3 Diagnostic studies
In cirrhotic patients, HCC may be associated with abnormal liver function tests due to hepatitis. Elevated serum α-fetoprotein (AFP) occurs in 75% of affected African patients but in only 30% of patients in the United States. AFP is also often elevated in chronic hepatitis and cirrhosis. A level greater than 200 ng/mL (normal <20 ng/mL) is suggestive of HCC, even in the cirrhotic patient.
Radiologic studies FOR Hepatocellular carcinoma
a) Ultrasonography can be highly accurate in the detection of HCC, especially when coupled with concomitant AFP elevations.
b) MR scan can be useful in differentiating other small nodular masses from Hepatocellular carcinoma. This is the most accurate imaging modality for distinguishing HCC from dysplastic or regenerative nodules in the cirrhotic patient.
c) Multiphasic CT scan with arterial and portal venous phase contrast imaging can distinguish among different types of liver masses. HCC Hepatocellular carcinoma enhances in the arterial and not usually in the portal venous phase. Washout of contrast in the delayed (portal venous) phases of enhancement is an additional characteristic of Hepatocellular carcinoma HCC. Washout is defined as hypointensity of a nodule in the delayed phase compared with surrounding liver parenchyma. It is thought to be due to greater arterial neovascularization in HCC lesions than in the adjacent normal parenchyma; thus, in the portal venous phase, there is early venous drainage. A mass in a cirrhotic liver that manifests arterial enhancement with washout has a sensitivity of about 80% with specificity of 95% to 100%. The sensitivity of CT may also be enhanced with lipiodol (a lipid lymphographic agent that is selectively retained in HCC) when this is injected 2 hours before the imaging examination.
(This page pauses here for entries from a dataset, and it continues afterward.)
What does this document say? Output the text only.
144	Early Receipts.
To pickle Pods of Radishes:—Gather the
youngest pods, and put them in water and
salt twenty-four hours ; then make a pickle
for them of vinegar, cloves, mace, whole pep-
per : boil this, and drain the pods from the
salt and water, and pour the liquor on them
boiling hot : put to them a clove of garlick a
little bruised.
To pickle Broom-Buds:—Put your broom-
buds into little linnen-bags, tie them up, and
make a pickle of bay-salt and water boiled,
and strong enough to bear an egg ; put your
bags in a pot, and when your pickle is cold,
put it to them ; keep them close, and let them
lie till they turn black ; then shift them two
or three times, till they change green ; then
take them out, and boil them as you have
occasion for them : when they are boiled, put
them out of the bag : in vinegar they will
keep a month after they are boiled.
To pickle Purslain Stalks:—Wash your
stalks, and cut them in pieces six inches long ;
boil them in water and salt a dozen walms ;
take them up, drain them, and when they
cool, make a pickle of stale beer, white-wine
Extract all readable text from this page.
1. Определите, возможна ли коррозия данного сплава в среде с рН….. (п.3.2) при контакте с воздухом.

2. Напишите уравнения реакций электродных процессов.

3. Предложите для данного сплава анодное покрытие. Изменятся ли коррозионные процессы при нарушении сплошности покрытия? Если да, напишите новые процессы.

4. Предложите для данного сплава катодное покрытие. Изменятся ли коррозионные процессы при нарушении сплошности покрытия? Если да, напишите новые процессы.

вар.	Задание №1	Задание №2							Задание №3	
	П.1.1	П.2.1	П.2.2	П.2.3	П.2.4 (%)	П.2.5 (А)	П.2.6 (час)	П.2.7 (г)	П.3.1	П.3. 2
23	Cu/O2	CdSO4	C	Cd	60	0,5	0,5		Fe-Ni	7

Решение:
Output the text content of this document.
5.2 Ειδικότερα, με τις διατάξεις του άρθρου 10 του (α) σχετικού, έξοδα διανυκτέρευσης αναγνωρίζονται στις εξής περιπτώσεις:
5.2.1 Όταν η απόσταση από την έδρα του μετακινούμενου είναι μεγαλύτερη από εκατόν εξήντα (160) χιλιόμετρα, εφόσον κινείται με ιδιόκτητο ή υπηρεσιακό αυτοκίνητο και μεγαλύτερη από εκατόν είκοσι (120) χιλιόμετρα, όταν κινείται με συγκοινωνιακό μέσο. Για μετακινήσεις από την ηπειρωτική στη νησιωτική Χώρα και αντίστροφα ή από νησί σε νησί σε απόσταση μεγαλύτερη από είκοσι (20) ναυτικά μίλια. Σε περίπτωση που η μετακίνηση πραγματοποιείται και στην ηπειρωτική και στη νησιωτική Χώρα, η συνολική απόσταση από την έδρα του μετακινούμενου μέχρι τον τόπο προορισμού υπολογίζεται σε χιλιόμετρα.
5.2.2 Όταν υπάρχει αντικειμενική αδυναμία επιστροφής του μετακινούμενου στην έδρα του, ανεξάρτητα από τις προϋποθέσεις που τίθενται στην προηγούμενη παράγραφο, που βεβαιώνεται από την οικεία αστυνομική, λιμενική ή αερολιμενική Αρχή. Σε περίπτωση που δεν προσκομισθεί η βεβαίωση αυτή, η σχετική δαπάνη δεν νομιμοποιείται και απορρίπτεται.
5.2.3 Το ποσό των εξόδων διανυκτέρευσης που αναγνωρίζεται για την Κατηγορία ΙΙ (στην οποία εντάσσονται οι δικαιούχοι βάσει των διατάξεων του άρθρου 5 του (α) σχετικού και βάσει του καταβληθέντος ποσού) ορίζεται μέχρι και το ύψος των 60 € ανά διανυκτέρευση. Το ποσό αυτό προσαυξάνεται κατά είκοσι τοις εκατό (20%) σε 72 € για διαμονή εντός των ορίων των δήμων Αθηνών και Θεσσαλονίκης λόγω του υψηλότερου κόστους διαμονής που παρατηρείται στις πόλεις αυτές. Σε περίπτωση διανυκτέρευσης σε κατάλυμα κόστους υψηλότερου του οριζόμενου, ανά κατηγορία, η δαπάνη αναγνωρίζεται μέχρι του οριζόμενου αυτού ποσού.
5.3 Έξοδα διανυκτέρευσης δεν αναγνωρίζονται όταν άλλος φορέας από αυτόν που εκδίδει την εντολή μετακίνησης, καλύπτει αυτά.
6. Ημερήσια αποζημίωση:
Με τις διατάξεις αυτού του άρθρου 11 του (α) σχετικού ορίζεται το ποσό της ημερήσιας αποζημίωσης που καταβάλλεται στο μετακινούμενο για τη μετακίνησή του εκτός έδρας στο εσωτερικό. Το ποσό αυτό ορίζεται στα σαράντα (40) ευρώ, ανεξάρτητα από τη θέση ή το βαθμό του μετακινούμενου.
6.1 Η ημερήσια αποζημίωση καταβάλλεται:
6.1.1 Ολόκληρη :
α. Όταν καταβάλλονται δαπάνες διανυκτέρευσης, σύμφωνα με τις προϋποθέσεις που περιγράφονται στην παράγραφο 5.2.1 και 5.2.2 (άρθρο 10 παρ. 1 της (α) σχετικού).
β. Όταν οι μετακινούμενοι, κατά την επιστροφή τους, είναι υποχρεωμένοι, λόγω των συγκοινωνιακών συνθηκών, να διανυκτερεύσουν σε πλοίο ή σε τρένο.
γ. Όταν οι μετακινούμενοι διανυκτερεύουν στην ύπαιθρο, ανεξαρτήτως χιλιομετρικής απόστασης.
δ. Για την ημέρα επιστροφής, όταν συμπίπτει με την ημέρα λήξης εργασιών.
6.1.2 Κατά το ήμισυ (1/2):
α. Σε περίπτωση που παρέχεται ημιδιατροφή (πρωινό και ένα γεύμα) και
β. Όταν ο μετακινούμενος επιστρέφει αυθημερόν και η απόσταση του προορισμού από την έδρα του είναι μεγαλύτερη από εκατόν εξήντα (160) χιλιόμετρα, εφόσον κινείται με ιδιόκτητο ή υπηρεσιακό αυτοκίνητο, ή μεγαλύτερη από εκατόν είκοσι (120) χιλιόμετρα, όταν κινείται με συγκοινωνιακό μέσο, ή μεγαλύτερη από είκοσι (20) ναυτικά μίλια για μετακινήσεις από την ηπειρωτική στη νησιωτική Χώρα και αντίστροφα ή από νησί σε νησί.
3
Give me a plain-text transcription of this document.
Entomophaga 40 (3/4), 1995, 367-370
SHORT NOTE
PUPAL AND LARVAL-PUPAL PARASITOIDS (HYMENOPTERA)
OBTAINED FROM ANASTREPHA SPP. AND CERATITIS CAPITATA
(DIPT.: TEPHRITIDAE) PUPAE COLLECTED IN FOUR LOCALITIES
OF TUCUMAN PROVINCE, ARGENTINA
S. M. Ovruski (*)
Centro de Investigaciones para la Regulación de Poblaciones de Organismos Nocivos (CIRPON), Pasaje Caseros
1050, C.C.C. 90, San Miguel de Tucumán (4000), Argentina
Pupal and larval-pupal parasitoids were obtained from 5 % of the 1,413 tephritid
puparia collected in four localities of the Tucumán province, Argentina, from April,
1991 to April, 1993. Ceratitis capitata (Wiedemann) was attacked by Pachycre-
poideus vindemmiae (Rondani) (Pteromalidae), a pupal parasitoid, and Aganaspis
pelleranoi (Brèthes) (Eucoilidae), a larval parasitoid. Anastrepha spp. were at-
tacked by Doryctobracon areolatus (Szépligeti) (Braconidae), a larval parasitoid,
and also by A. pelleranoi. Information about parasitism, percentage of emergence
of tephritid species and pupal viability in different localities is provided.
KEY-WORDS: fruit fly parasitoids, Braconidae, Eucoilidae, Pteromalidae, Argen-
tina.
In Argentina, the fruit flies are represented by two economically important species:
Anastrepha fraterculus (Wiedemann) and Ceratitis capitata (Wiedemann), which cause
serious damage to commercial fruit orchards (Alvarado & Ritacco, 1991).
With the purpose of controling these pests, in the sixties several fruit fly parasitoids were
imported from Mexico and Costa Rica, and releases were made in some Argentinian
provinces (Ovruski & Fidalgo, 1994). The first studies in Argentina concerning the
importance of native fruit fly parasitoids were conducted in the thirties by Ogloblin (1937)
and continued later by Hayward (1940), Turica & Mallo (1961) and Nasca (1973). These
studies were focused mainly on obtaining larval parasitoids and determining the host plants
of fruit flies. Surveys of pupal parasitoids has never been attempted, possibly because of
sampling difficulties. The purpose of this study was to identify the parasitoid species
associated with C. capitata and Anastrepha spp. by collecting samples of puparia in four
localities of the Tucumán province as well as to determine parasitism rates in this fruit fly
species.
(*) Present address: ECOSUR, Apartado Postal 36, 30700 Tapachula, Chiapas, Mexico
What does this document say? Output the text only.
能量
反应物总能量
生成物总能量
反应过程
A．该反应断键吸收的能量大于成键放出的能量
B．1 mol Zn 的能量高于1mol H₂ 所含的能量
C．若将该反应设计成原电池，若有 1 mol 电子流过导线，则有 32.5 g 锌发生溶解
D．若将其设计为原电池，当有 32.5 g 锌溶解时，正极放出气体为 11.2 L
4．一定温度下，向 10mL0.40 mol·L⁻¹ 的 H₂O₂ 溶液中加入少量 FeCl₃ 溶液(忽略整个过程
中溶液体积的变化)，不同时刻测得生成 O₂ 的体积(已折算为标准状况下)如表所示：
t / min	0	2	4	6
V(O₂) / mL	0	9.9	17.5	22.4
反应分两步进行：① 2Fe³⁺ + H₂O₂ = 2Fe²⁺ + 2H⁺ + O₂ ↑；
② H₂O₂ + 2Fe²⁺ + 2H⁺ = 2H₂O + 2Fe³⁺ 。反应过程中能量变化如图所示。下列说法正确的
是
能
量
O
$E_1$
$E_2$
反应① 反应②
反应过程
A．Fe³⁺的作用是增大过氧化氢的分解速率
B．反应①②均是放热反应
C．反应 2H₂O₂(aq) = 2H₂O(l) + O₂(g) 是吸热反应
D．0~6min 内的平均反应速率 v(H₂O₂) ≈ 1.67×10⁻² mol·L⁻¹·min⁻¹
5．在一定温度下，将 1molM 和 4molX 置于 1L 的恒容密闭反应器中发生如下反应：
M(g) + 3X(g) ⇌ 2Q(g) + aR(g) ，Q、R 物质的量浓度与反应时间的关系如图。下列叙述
d) When required, laparoscopic or image-guided percutaneous biopsies may be used to obtain a tissue diagnosis. However, a tissue diagnosis is not required before therapeutic intervention (including surgical extirpation and liver transplantation) if other diagnostic modalities favor Hepatocellular carcinoma HCC as the diagnosis. Unresectable tumors likewise usually do not require biopsy to confirm the diagnosis because imaging and laboratory studies allow a definitive diagnosis in the majority of cases.
Several staging systems for HCC have been proposed. The most commonly used in the United States is the TNM classification. The individual TNM (tumor, nodes, and metastases) stages are grouped into overall stages: T1 to T4 with N0M0 correspond to stages I, II, IIIA, and IIIB, respectively, whereas N1M0 with any T stage is stage IIIC, and M1 disease is designated stage IV.